BRGR Bar, Portsmouth, N.H., 603-294-0902
A next-generation burger joint, which is really a genre of its own, this spot also qualiﬁes as a gastropub.
Joinery Restaurant, Newmarket, N.H., 603-292-0110
Southern food meets New England fare with a bit more reﬁnement.
Oak House, Newmarket, N.H., 603-292-5893
Your home away from home. Find poutine, brisket, fish & chips.
Revolution Tap Room & Grill, Rochester, N.H., 603-244-3022
Snacky beer-battered pickles, harissa deviled eggs, and yes, a burger, too, along with entrees like battered fish & chips.
Rick’s Food & Spirits, Kingston, N.H., 603-347-5287
There’s sweet and spicy thick sliced bacon & scallops as an appetizer, a huge burger menu, and that rustic wood pubby feel.
Rudders Public House, Kittery, Maine, 207-703-2324
Get the fried chicken tenders. Just do it. Great burgers, too, and always check the specials for interesting dishes.
Thistle Pig, South Berwick, Maine, 207-704-0624
Meat is supplied by Breezy Hill Farm, and local produce and seafood are used whenever possible.
WHYM Craft Beer Cafe, Portsmouth, N.H., 603-501-0478
Options include the Short Days Salad, Mussels and Frites, and house-made stuffed pretzels.
If the gastropub is a pub or tavern serving casual yet quality food along with a craft beer list, what’s a brewpub? Easy. It’s a pub or tavern serving casual yet quality food plus beer it brews on-site. Gastro Brews, if you will.

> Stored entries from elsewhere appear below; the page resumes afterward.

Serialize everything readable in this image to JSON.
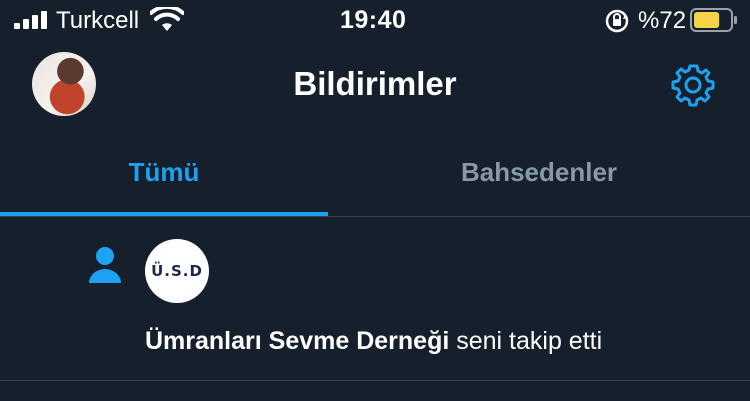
{
  "status_bar": {
    "carrier": "Turkcell",
    "time": "19:40",
    "battery_percent": "%72",
    "battery_level": 0.72
  },
  "header": {
    "title": "Bildirimler"
  },
  "tabs": [
    {
      "label": "Tümü",
      "active": true
    },
    {
      "label": "Bahsedenler",
      "active": false
    }
  ],
  "notifications": [
    {
      "avatar_text": "Ü.S.D",
      "actor": "Ümranları Sevme Derneği",
      "action": " seni takip etti"
    }
  ],
  "colors": {
    "background": "#16202c",
    "accent": "#1da1f2",
    "inactive_tab": "#8899a6",
    "divider": "#38444d",
    "battery_fill": "#f5d547"
  }
}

Earth Eagle Brewings, Portsmouth, N.H., 603-502-2244
Creative nosh menu includes a Joey's B.L.T. with spicy chipolte aioli and a black peppered duck pastrami sandwich.

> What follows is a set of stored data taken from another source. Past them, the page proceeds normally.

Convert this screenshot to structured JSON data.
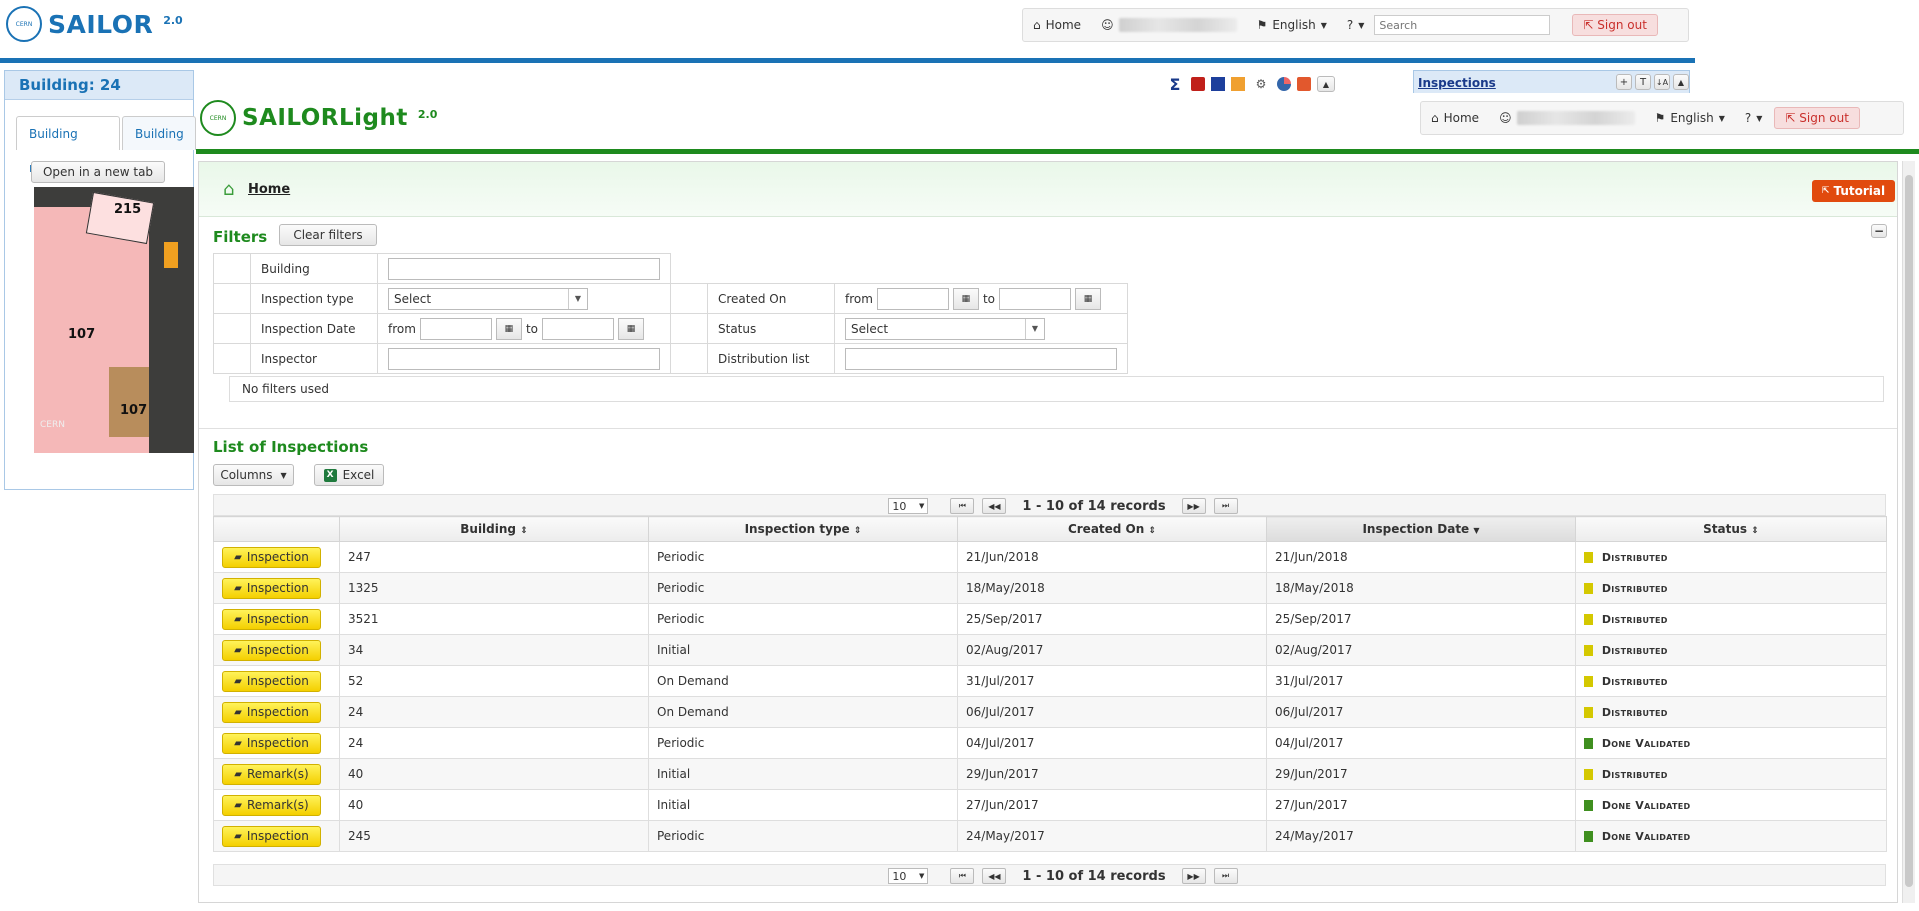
{
  "bg_app": {
    "logo_text": "SAILOR",
    "logo_version": "2.0",
    "logo_badge": "CERN",
    "nav": {
      "home": "Home",
      "language": "English",
      "help": "?",
      "search_placeholder": "Search",
      "signout": "Sign out"
    },
    "building_title": "Building: 24",
    "tabs": [
      "Building map",
      "Building p"
    ],
    "open_new_tab": "Open in a new tab",
    "map_labels": [
      "215",
      "107",
      "107",
      "CERN"
    ],
    "toolbar_first": "Σ",
    "inspections_panel_title": "Inspections",
    "panel_buttons": [
      "+",
      "T",
      "↓A",
      "▲"
    ]
  },
  "app": {
    "logo_text": "SAILORLight",
    "logo_version": "2.0",
    "logo_badge": "CERN",
    "nav": {
      "home": "Home",
      "language": "English",
      "help": "?",
      "signout": "Sign out"
    },
    "breadcrumb_home": "Home",
    "tutorial": "Tutorial"
  },
  "filters": {
    "title": "Filters",
    "clear": "Clear filters",
    "collapse": "−",
    "labels": {
      "building": "Building",
      "inspection_type": "Inspection type",
      "inspection_date": "Inspection Date",
      "inspector": "Inspector",
      "created_on": "Created On",
      "status": "Status",
      "distribution_list": "Distribution list"
    },
    "select_default": "Select",
    "from": "from",
    "to": "to",
    "summary": "No filters used"
  },
  "list": {
    "title": "List of Inspections",
    "columns_btn": "Columns",
    "excel_btn": "Excel",
    "excel_icon_letter": "X",
    "page_size": "10",
    "records_text": "1 - 10 of 14 records",
    "headers": [
      "Building",
      "Inspection type",
      "Created On",
      "Inspection Date",
      "Status"
    ],
    "rows": [
      {
        "action": "Inspection",
        "building": "247",
        "type": "Periodic",
        "created": "21/Jun/2018",
        "date": "21/Jun/2018",
        "status": "Distributed",
        "status_color": "#d4c800"
      },
      {
        "action": "Inspection",
        "building": "1325",
        "type": "Periodic",
        "created": "18/May/2018",
        "date": "18/May/2018",
        "status": "Distributed",
        "status_color": "#d4c800"
      },
      {
        "action": "Inspection",
        "building": "3521",
        "type": "Periodic",
        "created": "25/Sep/2017",
        "date": "25/Sep/2017",
        "status": "Distributed",
        "status_color": "#d4c800"
      },
      {
        "action": "Inspection",
        "building": "34",
        "type": "Initial",
        "created": "02/Aug/2017",
        "date": "02/Aug/2017",
        "status": "Distributed",
        "status_color": "#d4c800"
      },
      {
        "action": "Inspection",
        "building": "52",
        "type": "On Demand",
        "created": "31/Jul/2017",
        "date": "31/Jul/2017",
        "status": "Distributed",
        "status_color": "#d4c800"
      },
      {
        "action": "Inspection",
        "building": "24",
        "type": "On Demand",
        "created": "06/Jul/2017",
        "date": "06/Jul/2017",
        "status": "Distributed",
        "status_color": "#d4c800"
      },
      {
        "action": "Inspection",
        "building": "24",
        "type": "Periodic",
        "created": "04/Jul/2017",
        "date": "04/Jul/2017",
        "status": "Done Validated",
        "status_color": "#3f8f1f"
      },
      {
        "action": "Remark(s)",
        "building": "40",
        "type": "Initial",
        "created": "29/Jun/2017",
        "date": "29/Jun/2017",
        "status": "Distributed",
        "status_color": "#d4c800"
      },
      {
        "action": "Remark(s)",
        "building": "40",
        "type": "Initial",
        "created": "27/Jun/2017",
        "date": "27/Jun/2017",
        "status": "Done Validated",
        "status_color": "#3f8f1f"
      },
      {
        "action": "Inspection",
        "building": "245",
        "type": "Periodic",
        "created": "24/May/2017",
        "date": "24/May/2017",
        "status": "Done Validated",
        "status_color": "#3f8f1f"
      }
    ]
  },
  "colors": {
    "sailor_blue": "#1a72b5",
    "light_green": "#1e8a1e",
    "tutorial_orange": "#e14a0e",
    "action_yellow": "#f8dc12"
  }
}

Cisco Brewers Portsmouth, Portsmouth, N.H., 603-430-8600
Try Warm Pretzel Sticks, Applewood Smoked Wings, or Chef Dave Harbilas's award-winning Short Rib Chili.
Hayseed Restaurant, Hampton, N.H., 603-601-8300
Enjoy beer-friendly food and food that includes beer. Great vegetarian fare. Try the award-winning Chupa Chii, Smoked Chicken Wings, Steak Frites.
The Portsmouth Brewery, Portsmouth, N.H., 603-431-1115
Executive Chef Jon Hebert has been cooking elevated pub fare at this original New Hampshire brewpub (established1991) for 11 years, four as head honcho. Order the mussels steamed with Blonde Ale, The Daily Devil (eggs), or Hot Pastrami on Rye.
Throwback Brewery, North Hampton, N.H., 603-379-2137
Some ingredients come right from the farm upon which the brewery resides or from local farms. Chef Carrie Dahlgren has created a great balance of snacks and hearty fare good with beer. Try the Mushroom Poutine, Chorizo Bowl, or Pork Schnitzel With Spaetzle.